Природа подвергается разрухе, отливы превращаются в прибой, и молкнут звуки - по вине разлуки меня с тобой.
МОТОРОЛЛЕР
Завиден мне полет твоих колес, о мотороллер розового цвета! Слежу за ним, не унимая слез, что льют без повода в начале лета.
И девочке, припавшей к седоку с ликующей и гибельной улыбкой, кажусь я приникающей к листку, согбенной и медлительной улиткой.
Прощай! Твой путь лежит поверх меня и меркнет там, в зеленых отдаленьях. Две радуги, два неба, два огня, бесстыдница, горят в твоих коленях.
И тело твое светится сквозъ плащ, как стебель тонкий сквозь стекло и воду. Вдруг из меня какой-то странный плач выпархивает, пискнув, на свободу.

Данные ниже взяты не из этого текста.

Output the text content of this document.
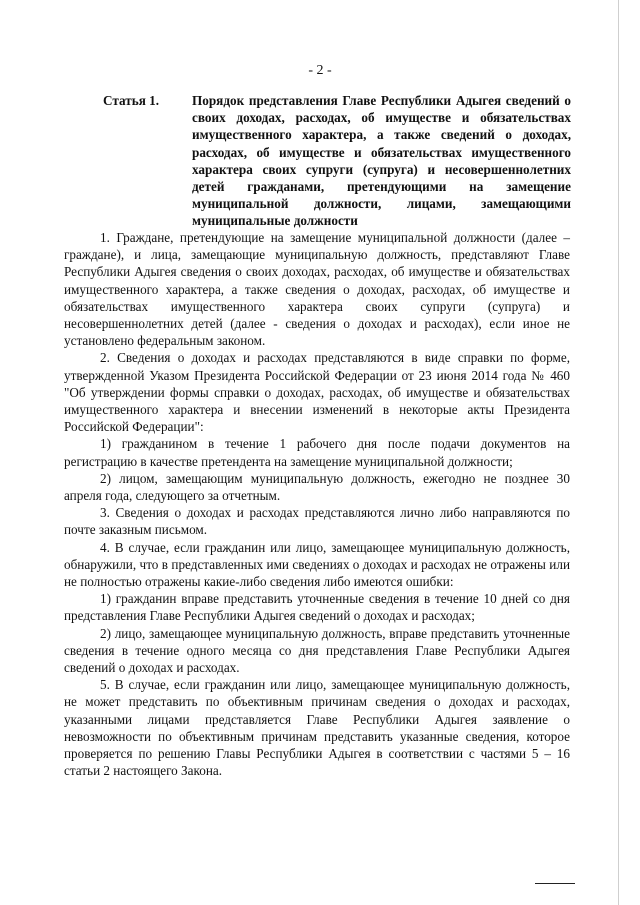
- 2 -
Статья 1. Порядок представления Главе Республики Адыгея сведений о своих доходах, расходах, об имуществе и обязательствах имущественного характера, а также сведений о доходах, расходах, об имуществе и обязательствах имущественного характера своих супруги (супруга) и несовершеннолетних детей гражданами, претендующими на замещение муниципальной должности, лицами, замещающими муниципальные должности

1. Граждане, претендующие на замещение муниципальной должности (далее – граждане), и лица, замещающие муниципальную должность, представляют Главе Республики Адыгея сведения о своих доходах, расходах, об имуществе и обязательствах имущественного характера, а также сведения о доходах, расходах, об имуществе и обязательствах имущественного характера своих супруги (супруга) и несовершеннолетних детей (далее - сведения о доходах и расходах), если иное не установлено федеральным законом.

2. Сведения о доходах и расходах представляются в виде справки по форме, утвержденной Указом Президента Российской Федерации от 23 июня 2014 года № 460 "Об утверждении формы справки о доходах, расходах, об имуществе и обязательствах имущественного характера и внесении изменений в некоторые акты Президента Российской Федерации":

1) гражданином в течение 1 рабочего дня после подачи документов на регистрацию в качестве претендента на замещение муниципальной должности;

2) лицом, замещающим муниципальную должность, ежегодно не позднее 30 апреля года, следующего за отчетным.

3. Сведения о доходах и расходах представляются лично либо направляются по почте заказным письмом.

4. В случае, если гражданин или лицо, замещающее муниципальную должность, обнаружили, что в представленных ими сведениях о доходах и расходах не отражены или не полностью отражены какие-либо сведения либо имеются ошибки:

1) гражданин вправе представить уточненные сведения в течение 10 дней со дня представления Главе Республики Адыгея сведений о доходах и расходах;

2) лицо, замещающее муниципальную должность, вправе представить уточненные сведения в течение одного месяца со дня представления Главе Республики Адыгея сведений о доходах и расходах.

5. В случае, если гражданин или лицо, замещающее муниципальную должность, не может представить по объективным причинам сведения о доходах и расходах, указанными лицами представляется Главе Республики Адыгея заявление о невозможности по объективным причинам представить указанные сведения, которое проверяется по решению Главы Республики Адыгея в соответствии с частями 5 – 16 статьи 2 настоящего Закона.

Так слабенький твой голосок поет, и песенки мотив так прост и вечен. Но, видишь ли, веселый твой полет недвижностью моей уравновешен.
Затем твои качели высоки и не опасно головокруженье, что по другую сторону доски я делаю обратное движенье.

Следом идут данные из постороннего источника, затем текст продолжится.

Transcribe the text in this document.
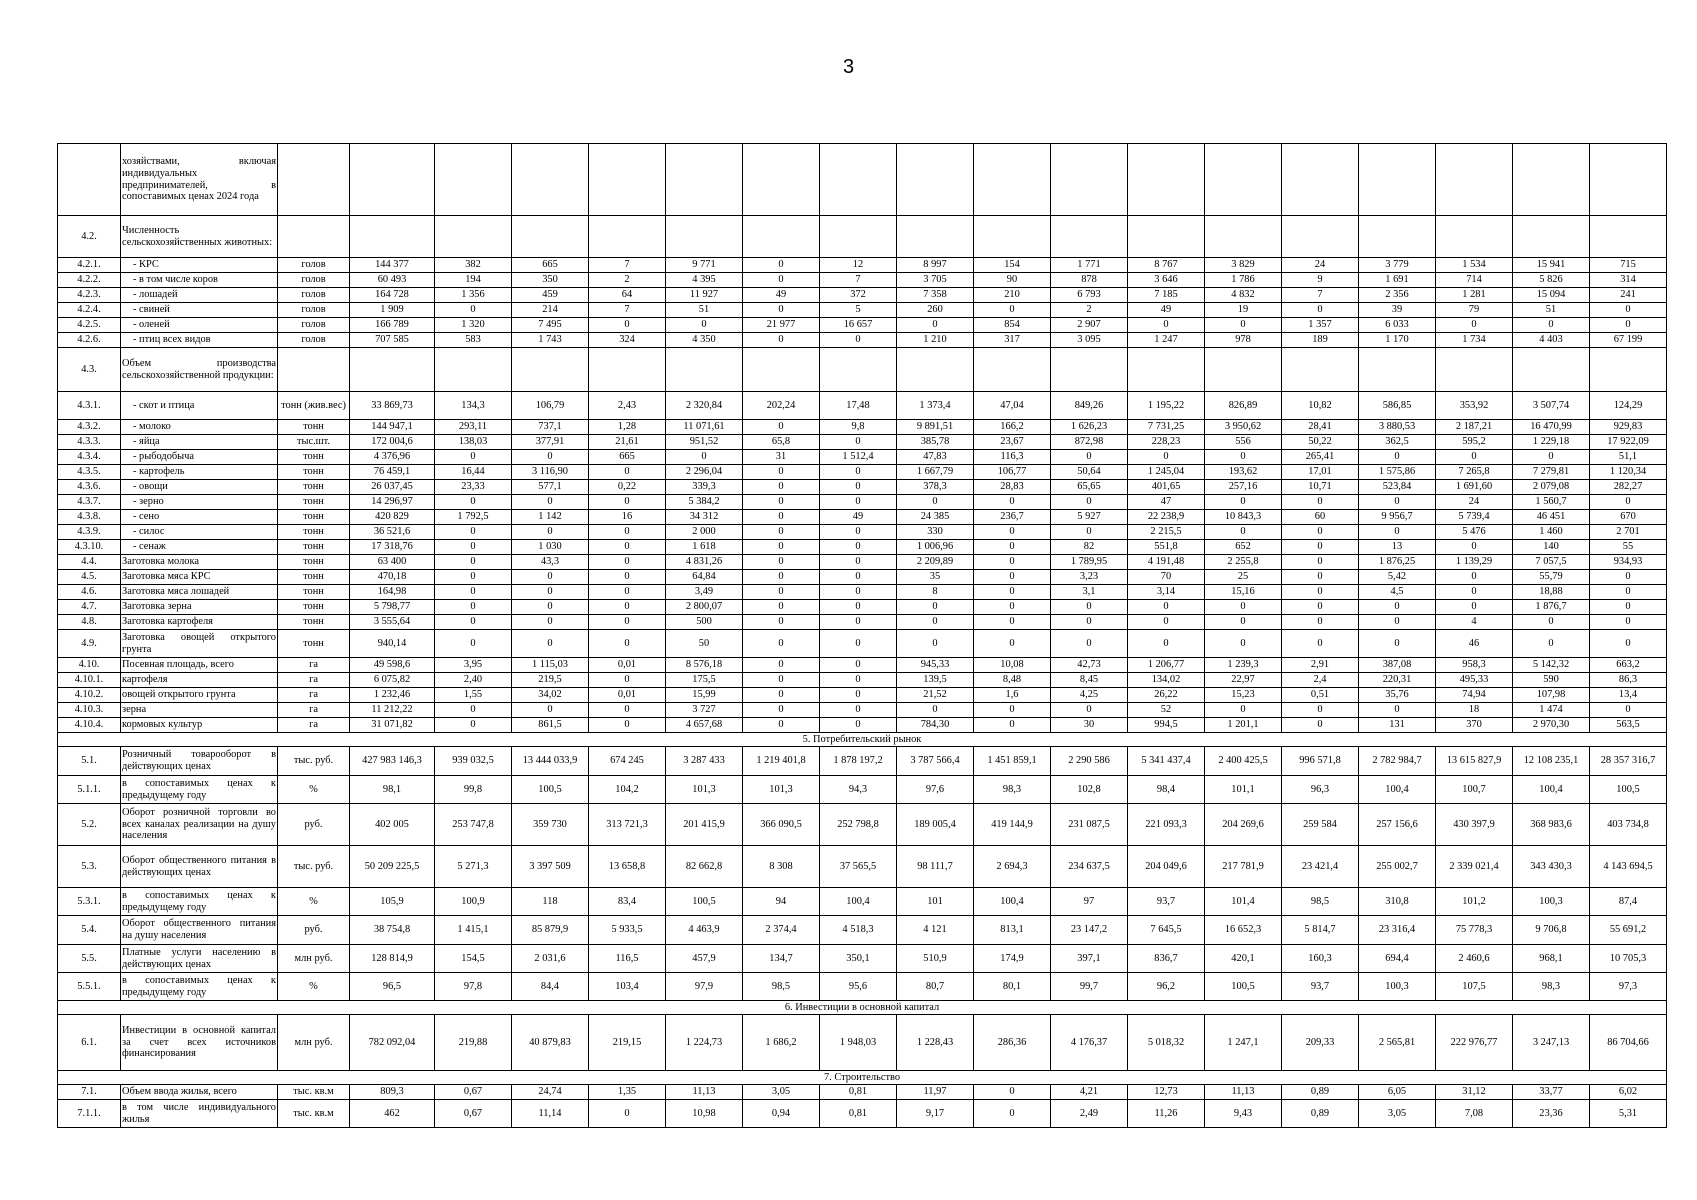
3
	хозяйствами, включая индивидуальных предпринимателей, в сопоставимых ценах 2024 года																		
4.2.	Численность сельскохозяйственных животных:																		
4.2.1.	- КРС	голов	144 377	382	665	7	9 771	0	12	8 997	154	1 771	8 767	3 829	24	3 779	1 534	15 941	715
4.2.2.	- в том числе коров	голов	60 493	194	350	2	4 395	0	7	3 705	90	878	3 646	1 786	9	1 691	714	5 826	314
4.2.3.	- лошадей	голов	164 728	1 356	459	64	11 927	49	372	7 358	210	6 793	7 185	4 832	7	2 356	1 281	15 094	241
4.2.4.	- свиней	голов	1 909	0	214	7	51	0	5	260	0	2	49	19	0	39	79	51	0
4.2.5.	- оленей	голов	166 789	1 320	7 495	0	0	21 977	16 657	0	854	2 907	0	0	1 357	6 033	0	0	0
4.2.6.	- птиц всех видов	голов	707 585	583	1 743	324	4 350	0	0	1 210	317	3 095	1 247	978	189	1 170	1 734	4 403	67 199
4.3.	Объем производства сельскохозяйственной продукции:																		
4.3.1.	- скот и птица	тонн (жив.вес)	33 869,73	134,3	106,79	2,43	2 320,84	202,24	17,48	1 373,4	47,04	849,26	1 195,22	826,89	10,82	586,85	353,92	3 507,74	124,29
4.3.2.	- молоко	тонн	144 947,1	293,11	737,1	1,28	11 071,61	0	9,8	9 891,51	166,2	1 626,23	7 731,25	3 950,62	28,41	3 880,53	2 187,21	16 470,99	929,83
4.3.3.	- яйца	тыс.шт.	172 004,6	138,03	377,91	21,61	951,52	65,8	0	385,78	23,67	872,98	228,23	556	50,22	362,5	595,2	1 229,18	17 922,09
4.3.4.	- рыбодобыча	тонн	4 376,96	0	0	665	0	31	1 512,4	47,83	116,3	0	0	0	265,41	0	0	0	51,1
4.3.5.	- картофель	тонн	76 459,1	16,44	3 116,90	0	2 296,04	0	0	1 667,79	106,77	50,64	1 245,04	193,62	17,01	1 575,86	7 265,8	7 279,81	1 120,34
4.3.6.	- овощи	тонн	26 037,45	23,33	577,1	0,22	339,3	0	0	378,3	28,83	65,65	401,65	257,16	10,71	523,84	1 691,60	2 079,08	282,27
4.3.7.	- зерно	тонн	14 296,97	0	0	0	5 384,2	0	0	0	0	0	47	0	0	0	24	1 560,7	0
4.3.8.	- сено	тонн	420 829	1 792,5	1 142	16	34 312	0	49	24 385	236,7	5 927	22 238,9	10 843,3	60	9 956,7	5 739,4	46 451	670
4.3.9.	- силос	тонн	36 521,6	0	0	0	2 000	0	0	330	0	0	2 215,5	0	0	0	5 476	1 460	2 701
4.3.10.	- сенаж	тонн	17 318,76	0	1 030	0	1 618	0	0	1 006,96	0	82	551,8	652	0	13	0	140	55
4.4.	Заготовка молока	тонн	63 400	0	43,3	0	4 831,26	0	0	2 209,89	0	1 789,95	4 191,48	2 255,8	0	1 876,25	1 139,29	7 057,5	934,93
4.5.	Заготовка мяса КРС	тонн	470,18	0	0	0	64,84	0	0	35	0	3,23	70	25	0	5,42	0	55,79	0
4.6.	Заготовка мяса лошадей	тонн	164,98	0	0	0	3,49	0	0	8	0	3,1	3,14	15,16	0	4,5	0	18,88	0
4.7.	Заготовка зерна	тонн	5 798,77	0	0	0	2 800,07	0	0	0	0	0	0	0	0	0	0	1 876,7	0
4.8.	Заготовка картофеля	тонн	3 555,64	0	0	0	500	0	0	0	0	0	0	0	0	0	4	0	0
4.9.	Заготовка овощей открытого грунта	тонн	940,14	0	0	0	50	0	0	0	0	0	0	0	0	0	46	0	0
4.10.	Посевная площадь, всего	га	49 598,6	3,95	1 115,03	0,01	8 576,18	0	0	945,33	10,08	42,73	1 206,77	1 239,3	2,91	387,08	958,3	5 142,32	663,2
4.10.1.	картофеля	га	6 075,82	2,40	219,5	0	175,5	0	0	139,5	8,48	8,45	134,02	22,97	2,4	220,31	495,33	590	86,3
4.10.2.	овощей открытого грунта	га	1 232,46	1,55	34,02	0,01	15,99	0	0	21,52	1,6	4,25	26,22	15,23	0,51	35,76	74,94	107,98	13,4
4.10.3.	зерна	га	11 212,22	0	0	0	3 727	0	0	0	0	0	52	0	0	0	18	1 474	0
4.10.4.	кормовых культур	га	31 071,82	0	861,5	0	4 657,68	0	0	784,30	0	30	994,5	1 201,1	0	131	370	2 970,30	563,5
5. Потребительский рынок																			
5.1.	Розничный товарооборот в действующих ценах	тыс. руб.	427 983 146,3	939 032,5	13 444 033,9	674 245	3 287 433	1 219 401,8	1 878 197,2	3 787 566,4	1 451 859,1	2 290 586	5 341 437,4	2 400 425,5	996 571,8	2 782 984,7	13 615 827,9	12 108 235,1	28 357 316,7
5.1.1.	в сопоставимых ценах к предыдущему году	%	98,1	99,8	100,5	104,2	101,3	101,3	94,3	97,6	98,3	102,8	98,4	101,1	96,3	100,4	100,7	100,4	100,5
5.2.	Оборот розничной торговли во всех каналах реализации на душу населения	руб.	402 005	253 747,8	359 730	313 721,3	201 415,9	366 090,5	252 798,8	189 005,4	419 144,9	231 087,5	221 093,3	204 269,6	259 584	257 156,6	430 397,9	368 983,6	403 734,8
5.3.	Оборот общественного питания в действующих ценах	тыс. руб.	50 209 225,5	5 271,3	3 397 509	13 658,8	82 662,8	8 308	37 565,5	98 111,7	2 694,3	234 637,5	204 049,6	217 781,9	23 421,4	255 002,7	2 339 021,4	343 430,3	4 143 694,5
5.3.1.	в сопоставимых ценах к предыдущему году	%	105,9	100,9	118	83,4	100,5	94	100,4	101	100,4	97	93,7	101,4	98,5	310,8	101,2	100,3	87,4
5.4.	Оборот общественного питания на душу населения	руб.	38 754,8	1 415,1	85 879,9	5 933,5	4 463,9	2 374,4	4 518,3	4 121	813,1	23 147,2	7 645,5	16 652,3	5 814,7	23 316,4	75 778,3	9 706,8	55 691,2
5.5.	Платные услуги населению в действующих ценах	млн руб.	128 814,9	154,5	2 031,6	116,5	457,9	134,7	350,1	510,9	174,9	397,1	836,7	420,1	160,3	694,4	2 460,6	968,1	10 705,3
5.5.1.	в сопоставимых ценах к предыдущему году	%	96,5	97,8	84,4	103,4	97,9	98,5	95,6	80,7	80,1	99,7	96,2	100,5	93,7	100,3	107,5	98,3	97,3
6. Инвестиции в основной капитал																			
6.1.	Инвестиции в основной капитал за счет всех источников финансирования	млн руб.	782 092,04	219,88	40 879,83	219,15	1 224,73	1 686,2	1 948,03	1 228,43	286,36	4 176,37	5 018,32	1 247,1	209,33	2 565,81	222 976,77	3 247,13	86 704,66
7. Строительство																			
7.1.	Объем ввода жилья, всего	тыс. кв.м	809,3	0,67	24,74	1,35	11,13	3,05	0,81	11,97	0	4,21	12,73	11,13	0,89	6,05	31,12	33,77	6,02
7.1.1.	в том числе индивидуального жилья	тыс. кв.м	462	0,67	11,14	0	10,98	0,94	0,81	9,17	0	2,49	11,26	9,43	0,89	3,05	7,08	23,36	5,31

Пока ко мне нисходит тишина, твой шум летит в лужайках отдаленных. Пока моя походка тяжела, подъемлешь ты два крылышка зеленых.
Так проносись! - покуда я стою. Так лепечи! - покуда я немею. Всю легкость поднебесную твою я искупаю тяжестью своею.
ГАЗИРОВАННАЯ ВОДА
Вот к будке с газированной водой, всех автоматов баловень надменный, таинственный ребенок современный подходит, как к игрушке заводной.
Затем, самонадеянный фантаст, монету влажную он опускает в щелку, и, нежным брызгам подставляя щеку, стаканом ловит розовый фонтан.
О, мне б его уверенность на миг и фамильярность с тайною простою!
Но нет, я этой милости не стою, пускай прольется мимо рук моих.
А мальчуган, причастный чудесам, несет в ладони семь стеклянных граней, и отблеск их летит на красный гравий и больно ударяет по глазам.
Робея, я сама вхожу в игру и поддаюсь с блаженным чувством риска соблазну металлического диска, и замираю, и стакан беру.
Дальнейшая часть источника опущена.